Mercato chiuso, campionato ripreso a pieni ritmi e un girone di ritorno, condito dai tanti recuperi, che inizierà a delineare quadri più stabili e definitivi di quella che è la Serie C. Di tutto questo, ai microfoni di TuttoC.com, ne parla una delle firme più autorevoli de La Gazzetta dello Sport, Nicola Binda.
Mercato chiuso, e prima gara giocata con le "nuove rose": quali sono stati i colpi migliori nei tre gironi?
"Il colpo principe è stato messo a segno dall'Entella, che si è assicurata Mancosu. Ma, numeri alla mano, Pesenti per il Pisa è stato un giocatore azzeccatissimo, segna e ha valore, occorreva solo trovasse la piazza giusta, Higuain insegna. Un altro calciatore che credo faccia la differenza è Guerra, ora al L.R. Vicenza Virtus, ma anche Di Piazza è stato un buon colpo. Credo che il Catania abbia capito che con i nomi non si va lontano, con l'anima si possono fare passi avanti, e quella non si compra".
Globalmente, invece, tra entrate e uscite, quale è stata la squadra che si è mossa meglio?
"Il primato va sicuramente al Monza, regina indiscussa del mercato, anche se la Reggina ha sostanzialmente imitato la formazione brianzola, è stata un po' il Monza del Girone C. Un plauso va poi al Piacenza, che si è rinforzato, e al Catanzaro, che ha fatto un mercato intelligente con acquisti ben mirati".

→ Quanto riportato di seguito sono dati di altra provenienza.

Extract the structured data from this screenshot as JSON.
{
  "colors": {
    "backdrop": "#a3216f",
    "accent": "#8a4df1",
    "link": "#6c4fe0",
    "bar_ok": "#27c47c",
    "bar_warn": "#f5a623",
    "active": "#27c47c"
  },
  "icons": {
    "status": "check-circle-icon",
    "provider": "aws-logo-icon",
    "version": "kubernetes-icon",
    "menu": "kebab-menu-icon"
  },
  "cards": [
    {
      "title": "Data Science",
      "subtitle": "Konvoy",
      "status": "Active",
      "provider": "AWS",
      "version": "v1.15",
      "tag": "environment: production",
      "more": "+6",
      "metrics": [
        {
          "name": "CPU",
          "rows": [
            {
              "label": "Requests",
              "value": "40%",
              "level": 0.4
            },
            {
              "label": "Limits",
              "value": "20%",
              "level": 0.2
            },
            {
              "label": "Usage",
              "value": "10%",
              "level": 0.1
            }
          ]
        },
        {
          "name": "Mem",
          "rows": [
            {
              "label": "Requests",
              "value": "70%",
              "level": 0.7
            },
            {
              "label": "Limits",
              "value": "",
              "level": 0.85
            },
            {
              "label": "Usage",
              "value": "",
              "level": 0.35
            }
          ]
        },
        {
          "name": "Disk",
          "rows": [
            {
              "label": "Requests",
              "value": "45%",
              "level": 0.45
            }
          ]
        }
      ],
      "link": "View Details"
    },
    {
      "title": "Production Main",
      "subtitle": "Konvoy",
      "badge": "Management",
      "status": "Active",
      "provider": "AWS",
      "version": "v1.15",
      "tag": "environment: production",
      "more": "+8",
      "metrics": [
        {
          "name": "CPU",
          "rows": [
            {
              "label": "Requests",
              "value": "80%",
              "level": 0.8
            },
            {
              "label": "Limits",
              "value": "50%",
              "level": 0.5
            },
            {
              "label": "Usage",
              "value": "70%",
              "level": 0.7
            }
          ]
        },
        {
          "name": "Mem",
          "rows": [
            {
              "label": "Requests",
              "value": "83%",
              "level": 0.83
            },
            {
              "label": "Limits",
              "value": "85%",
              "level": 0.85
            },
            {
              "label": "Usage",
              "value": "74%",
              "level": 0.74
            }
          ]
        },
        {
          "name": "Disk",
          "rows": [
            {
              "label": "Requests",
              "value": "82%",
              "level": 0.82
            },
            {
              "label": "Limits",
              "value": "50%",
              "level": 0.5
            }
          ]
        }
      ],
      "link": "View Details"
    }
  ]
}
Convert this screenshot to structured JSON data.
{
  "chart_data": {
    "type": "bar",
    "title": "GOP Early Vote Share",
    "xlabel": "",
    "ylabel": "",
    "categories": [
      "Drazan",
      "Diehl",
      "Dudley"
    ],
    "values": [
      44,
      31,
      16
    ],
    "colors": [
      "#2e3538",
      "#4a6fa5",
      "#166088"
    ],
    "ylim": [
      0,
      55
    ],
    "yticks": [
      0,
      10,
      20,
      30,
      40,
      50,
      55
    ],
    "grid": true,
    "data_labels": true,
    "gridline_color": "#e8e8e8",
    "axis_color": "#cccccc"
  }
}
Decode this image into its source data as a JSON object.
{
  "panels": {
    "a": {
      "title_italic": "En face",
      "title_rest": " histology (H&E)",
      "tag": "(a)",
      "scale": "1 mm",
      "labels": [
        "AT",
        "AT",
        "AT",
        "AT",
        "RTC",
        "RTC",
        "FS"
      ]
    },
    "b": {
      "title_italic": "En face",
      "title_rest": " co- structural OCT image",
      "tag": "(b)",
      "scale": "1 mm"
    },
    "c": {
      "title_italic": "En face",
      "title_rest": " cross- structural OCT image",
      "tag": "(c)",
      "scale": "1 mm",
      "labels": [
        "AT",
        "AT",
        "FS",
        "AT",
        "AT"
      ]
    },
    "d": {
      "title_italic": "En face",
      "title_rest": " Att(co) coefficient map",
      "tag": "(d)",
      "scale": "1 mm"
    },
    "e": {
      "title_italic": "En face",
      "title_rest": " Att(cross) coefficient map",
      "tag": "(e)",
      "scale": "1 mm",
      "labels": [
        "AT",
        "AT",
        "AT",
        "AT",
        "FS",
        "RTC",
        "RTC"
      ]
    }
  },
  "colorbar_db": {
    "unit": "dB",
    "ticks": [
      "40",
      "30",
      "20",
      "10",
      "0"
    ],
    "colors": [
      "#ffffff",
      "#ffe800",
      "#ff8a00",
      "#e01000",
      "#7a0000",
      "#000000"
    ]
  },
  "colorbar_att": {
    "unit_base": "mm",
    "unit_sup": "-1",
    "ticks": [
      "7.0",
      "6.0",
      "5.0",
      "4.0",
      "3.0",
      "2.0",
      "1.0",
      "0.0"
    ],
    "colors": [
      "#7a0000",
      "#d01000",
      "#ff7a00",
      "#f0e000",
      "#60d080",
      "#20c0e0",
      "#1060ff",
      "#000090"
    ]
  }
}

Ci potevamo aspettare di più da qualche squadra?
"Non ci sono squadre che mi hanno deluso. Certo, dalla Viterbese, che comunque ha preso Luppi, qualcosa di più vulcanico, visto il carisma di Camilli mi aspettavo, così come dall'Olbia, che ha potenzialità per poter fare di più".
Assetti quindi definitivi: cosa ci dobbiamo attendere nel girone di ritorno?
"Finalmente abbiamo un regolamento, e questa è la prima cosa importante. Nei bassifondi delle classifiche, con qualche club destinato a saltare, credo si possa respirare di più, la lotta salvezza non sarà complicata, mentre nei piani alti credo che il tutto sia ancora aperto solo nel Girone A, negli altri due Pordenone e Juve Stabia sono quasi imprendibile, inutile si possa pensare di acciuffare la vetta. Proprio per questo ci sarà una bella lotta playoff, obiettivo al quale tante squadre cercheranno di arrivare nella miglior condizione e posizione di classifica, sarà un mini torneo molto pimpante. Lo scorso anno per tante squadre l'importante era arrivarci e poi vedere cosa sarebbe successo, quest'anno gli spareggi promozione non sono un punto di arrivo ma un punto di partenza".
Capitolo Coppa Italia, spesso snobbata ma delicata proprio in chiave playoff.
"Pensare che ci siano squadra che ancora snobbano una coppa mi fa venire l'orticaria, la Juventus, a esempio, insegna che vincere aiuta a vincere. La coppa non è un impiccio, ma un qualcosa che permette di acquisire una mentalità vincente, è metro di ambizioni. Sarà lotta".